CHICAGO, Jan. 2 (IslamOnline & News Agencies) Anna Mustafa, a former member of the Chicago Board of Education and currently an aide in the Cook County Clerk's office, was freed on Sunday after posting $50,000 bail on charges that she allegedly made a bomb threat at O'Hare International Airport.
Mustafa, 53, of Tinley Park, a Chicago suburb, was arrested Friday afternoon at a Swissair ticket counter on the international terminal after her luggage was passed through a bomb-detection machine before a flight to Tel Aviv, where she was traveling to attend her father's funeral.
According to prosecutors, Mustafa became agitated and verbally abusive after the luggage check and said: "Maybe I have a bomb in my purse."
It is also alleged that she called her arresting officers "fascist pigs" and threatened that they would be fired because she works in the Cook County Circuit Court Clerk's office.
But according to her attorney, the authorities took Mustafa's comments out of context. "She simply pointed out the deficiency of the process they subjected her to," said Attorney Larry O'Gara.
"After the X-ray, she pointed out that the scan of all the luggage did not include her purse."
Police arrested her on three felony counts of disorderly conduct.
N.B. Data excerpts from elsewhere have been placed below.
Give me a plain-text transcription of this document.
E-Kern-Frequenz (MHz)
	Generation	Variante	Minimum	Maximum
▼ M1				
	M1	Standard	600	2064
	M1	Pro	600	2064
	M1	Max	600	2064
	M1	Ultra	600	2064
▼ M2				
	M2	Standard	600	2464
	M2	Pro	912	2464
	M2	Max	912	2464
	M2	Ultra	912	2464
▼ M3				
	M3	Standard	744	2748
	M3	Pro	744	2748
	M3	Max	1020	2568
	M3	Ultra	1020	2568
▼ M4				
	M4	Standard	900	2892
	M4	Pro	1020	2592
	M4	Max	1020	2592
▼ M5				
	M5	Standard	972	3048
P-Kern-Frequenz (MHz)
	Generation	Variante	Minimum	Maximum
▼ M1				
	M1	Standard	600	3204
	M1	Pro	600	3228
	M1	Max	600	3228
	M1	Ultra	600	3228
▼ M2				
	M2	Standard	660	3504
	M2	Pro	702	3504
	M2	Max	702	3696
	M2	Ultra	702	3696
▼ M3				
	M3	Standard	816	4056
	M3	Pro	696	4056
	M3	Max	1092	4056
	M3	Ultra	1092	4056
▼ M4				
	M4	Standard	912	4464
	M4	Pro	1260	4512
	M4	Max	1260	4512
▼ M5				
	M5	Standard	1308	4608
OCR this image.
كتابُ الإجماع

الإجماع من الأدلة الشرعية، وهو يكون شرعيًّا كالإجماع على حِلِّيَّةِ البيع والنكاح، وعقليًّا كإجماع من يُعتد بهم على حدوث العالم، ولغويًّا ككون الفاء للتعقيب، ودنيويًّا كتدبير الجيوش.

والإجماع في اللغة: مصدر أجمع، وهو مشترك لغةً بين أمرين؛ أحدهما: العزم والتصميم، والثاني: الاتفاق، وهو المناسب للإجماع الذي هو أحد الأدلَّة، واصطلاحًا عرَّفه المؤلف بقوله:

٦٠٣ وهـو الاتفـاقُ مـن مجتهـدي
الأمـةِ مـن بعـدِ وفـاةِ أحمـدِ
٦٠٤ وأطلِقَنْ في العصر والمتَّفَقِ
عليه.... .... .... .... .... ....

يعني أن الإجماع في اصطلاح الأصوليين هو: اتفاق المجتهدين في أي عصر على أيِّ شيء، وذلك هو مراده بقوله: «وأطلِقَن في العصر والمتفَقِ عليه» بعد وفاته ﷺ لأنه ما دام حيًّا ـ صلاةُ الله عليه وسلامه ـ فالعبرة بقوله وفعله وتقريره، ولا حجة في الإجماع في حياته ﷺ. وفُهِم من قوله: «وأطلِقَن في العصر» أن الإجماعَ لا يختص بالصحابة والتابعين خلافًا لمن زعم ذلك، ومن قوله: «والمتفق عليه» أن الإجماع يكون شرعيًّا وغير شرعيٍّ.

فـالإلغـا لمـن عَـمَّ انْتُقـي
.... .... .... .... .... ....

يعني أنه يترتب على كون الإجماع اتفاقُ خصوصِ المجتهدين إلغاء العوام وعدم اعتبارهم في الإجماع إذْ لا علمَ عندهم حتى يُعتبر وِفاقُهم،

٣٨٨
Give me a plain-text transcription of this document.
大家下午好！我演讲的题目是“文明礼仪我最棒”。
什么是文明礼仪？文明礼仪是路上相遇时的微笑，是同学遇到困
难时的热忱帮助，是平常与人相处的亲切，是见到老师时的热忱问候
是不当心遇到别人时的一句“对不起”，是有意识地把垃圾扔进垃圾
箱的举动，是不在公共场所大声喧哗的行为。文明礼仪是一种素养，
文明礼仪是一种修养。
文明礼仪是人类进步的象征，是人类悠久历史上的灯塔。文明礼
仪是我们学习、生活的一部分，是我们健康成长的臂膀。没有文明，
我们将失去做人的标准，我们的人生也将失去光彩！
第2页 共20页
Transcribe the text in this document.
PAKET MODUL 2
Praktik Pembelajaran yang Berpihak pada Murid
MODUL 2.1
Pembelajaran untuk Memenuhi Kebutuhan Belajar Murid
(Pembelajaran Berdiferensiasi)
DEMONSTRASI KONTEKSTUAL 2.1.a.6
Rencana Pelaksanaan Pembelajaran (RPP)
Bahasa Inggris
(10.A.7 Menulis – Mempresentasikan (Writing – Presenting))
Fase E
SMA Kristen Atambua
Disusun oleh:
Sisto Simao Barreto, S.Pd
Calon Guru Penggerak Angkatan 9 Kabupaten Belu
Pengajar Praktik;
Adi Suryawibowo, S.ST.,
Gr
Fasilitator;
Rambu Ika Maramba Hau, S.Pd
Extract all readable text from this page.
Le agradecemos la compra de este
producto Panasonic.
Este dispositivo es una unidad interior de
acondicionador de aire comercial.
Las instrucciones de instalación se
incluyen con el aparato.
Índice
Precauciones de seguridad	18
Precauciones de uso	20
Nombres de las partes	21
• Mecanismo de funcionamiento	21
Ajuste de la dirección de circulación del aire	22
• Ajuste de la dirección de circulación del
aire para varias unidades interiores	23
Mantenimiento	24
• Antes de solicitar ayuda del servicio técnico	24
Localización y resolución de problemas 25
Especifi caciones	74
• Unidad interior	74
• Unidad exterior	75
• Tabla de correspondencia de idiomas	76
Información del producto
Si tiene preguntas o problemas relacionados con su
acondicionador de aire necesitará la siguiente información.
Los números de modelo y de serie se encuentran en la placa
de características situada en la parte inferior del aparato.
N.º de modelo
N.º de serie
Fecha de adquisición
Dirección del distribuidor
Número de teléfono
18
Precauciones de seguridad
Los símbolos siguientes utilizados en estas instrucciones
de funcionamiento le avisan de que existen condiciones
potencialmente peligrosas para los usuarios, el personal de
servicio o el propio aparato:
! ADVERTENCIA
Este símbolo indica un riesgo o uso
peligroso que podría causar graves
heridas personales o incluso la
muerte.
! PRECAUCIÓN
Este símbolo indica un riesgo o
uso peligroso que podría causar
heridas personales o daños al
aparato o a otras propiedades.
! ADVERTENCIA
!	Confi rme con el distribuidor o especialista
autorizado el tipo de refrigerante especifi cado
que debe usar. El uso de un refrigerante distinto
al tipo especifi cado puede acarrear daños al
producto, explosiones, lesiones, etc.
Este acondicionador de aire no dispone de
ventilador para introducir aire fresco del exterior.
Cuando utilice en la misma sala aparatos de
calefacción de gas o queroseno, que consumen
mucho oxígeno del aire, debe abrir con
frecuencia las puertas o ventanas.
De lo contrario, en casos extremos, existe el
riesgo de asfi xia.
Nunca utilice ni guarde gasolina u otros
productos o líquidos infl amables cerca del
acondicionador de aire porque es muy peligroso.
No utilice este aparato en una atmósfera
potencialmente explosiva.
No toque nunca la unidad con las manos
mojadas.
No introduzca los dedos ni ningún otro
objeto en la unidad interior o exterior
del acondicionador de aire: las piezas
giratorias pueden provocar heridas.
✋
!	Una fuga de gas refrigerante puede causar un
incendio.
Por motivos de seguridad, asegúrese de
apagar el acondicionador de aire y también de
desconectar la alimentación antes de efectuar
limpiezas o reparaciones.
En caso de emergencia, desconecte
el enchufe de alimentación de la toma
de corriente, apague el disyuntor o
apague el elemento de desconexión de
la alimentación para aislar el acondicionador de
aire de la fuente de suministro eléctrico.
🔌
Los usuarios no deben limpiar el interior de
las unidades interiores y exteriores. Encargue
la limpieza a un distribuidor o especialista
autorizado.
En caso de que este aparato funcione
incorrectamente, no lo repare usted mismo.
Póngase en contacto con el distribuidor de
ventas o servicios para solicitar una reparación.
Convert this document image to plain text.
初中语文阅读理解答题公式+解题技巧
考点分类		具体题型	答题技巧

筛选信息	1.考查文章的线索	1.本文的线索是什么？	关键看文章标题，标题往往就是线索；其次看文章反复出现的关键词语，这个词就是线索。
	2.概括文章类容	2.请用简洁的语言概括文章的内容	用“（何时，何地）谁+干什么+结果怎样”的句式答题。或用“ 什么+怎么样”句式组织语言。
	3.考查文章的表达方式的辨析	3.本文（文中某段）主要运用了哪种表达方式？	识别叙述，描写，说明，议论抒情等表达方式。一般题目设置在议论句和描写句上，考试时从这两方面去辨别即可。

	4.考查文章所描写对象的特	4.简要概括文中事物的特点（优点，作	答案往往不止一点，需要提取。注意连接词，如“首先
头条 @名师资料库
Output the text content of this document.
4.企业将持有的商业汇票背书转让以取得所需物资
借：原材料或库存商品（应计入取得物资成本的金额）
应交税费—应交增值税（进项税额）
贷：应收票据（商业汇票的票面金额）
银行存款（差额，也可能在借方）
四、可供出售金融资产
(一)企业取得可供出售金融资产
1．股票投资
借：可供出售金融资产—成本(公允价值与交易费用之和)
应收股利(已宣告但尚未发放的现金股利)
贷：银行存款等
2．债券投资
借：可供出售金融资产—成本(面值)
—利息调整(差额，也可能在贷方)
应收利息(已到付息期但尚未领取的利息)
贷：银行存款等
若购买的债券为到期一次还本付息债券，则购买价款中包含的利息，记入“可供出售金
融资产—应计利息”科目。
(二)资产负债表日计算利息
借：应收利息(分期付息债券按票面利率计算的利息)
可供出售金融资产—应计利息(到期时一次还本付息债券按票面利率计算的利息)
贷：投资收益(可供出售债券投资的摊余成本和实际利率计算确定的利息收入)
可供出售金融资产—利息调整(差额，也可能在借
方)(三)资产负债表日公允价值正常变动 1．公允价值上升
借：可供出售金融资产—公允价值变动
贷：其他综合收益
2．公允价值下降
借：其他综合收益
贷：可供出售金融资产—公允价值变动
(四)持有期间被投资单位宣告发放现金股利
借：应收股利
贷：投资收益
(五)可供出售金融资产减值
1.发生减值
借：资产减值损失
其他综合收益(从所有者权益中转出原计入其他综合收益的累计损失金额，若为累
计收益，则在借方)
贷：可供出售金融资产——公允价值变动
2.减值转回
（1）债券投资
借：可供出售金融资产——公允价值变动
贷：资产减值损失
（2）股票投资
Police said that no bomb was found in her luggage or in her purse.
Judge Mary Margaret Brosnahan on Sunday set the bond at a hearing for $50,000. Mustafa was released Sunday night after posting her bail.
Mustafa was going to her father's funeral in the West Bank town of Beitunia where he died on Thursday.
Mustafa was the first Arab-American appointed to the Chicago Board of Education and served from 1990-1992.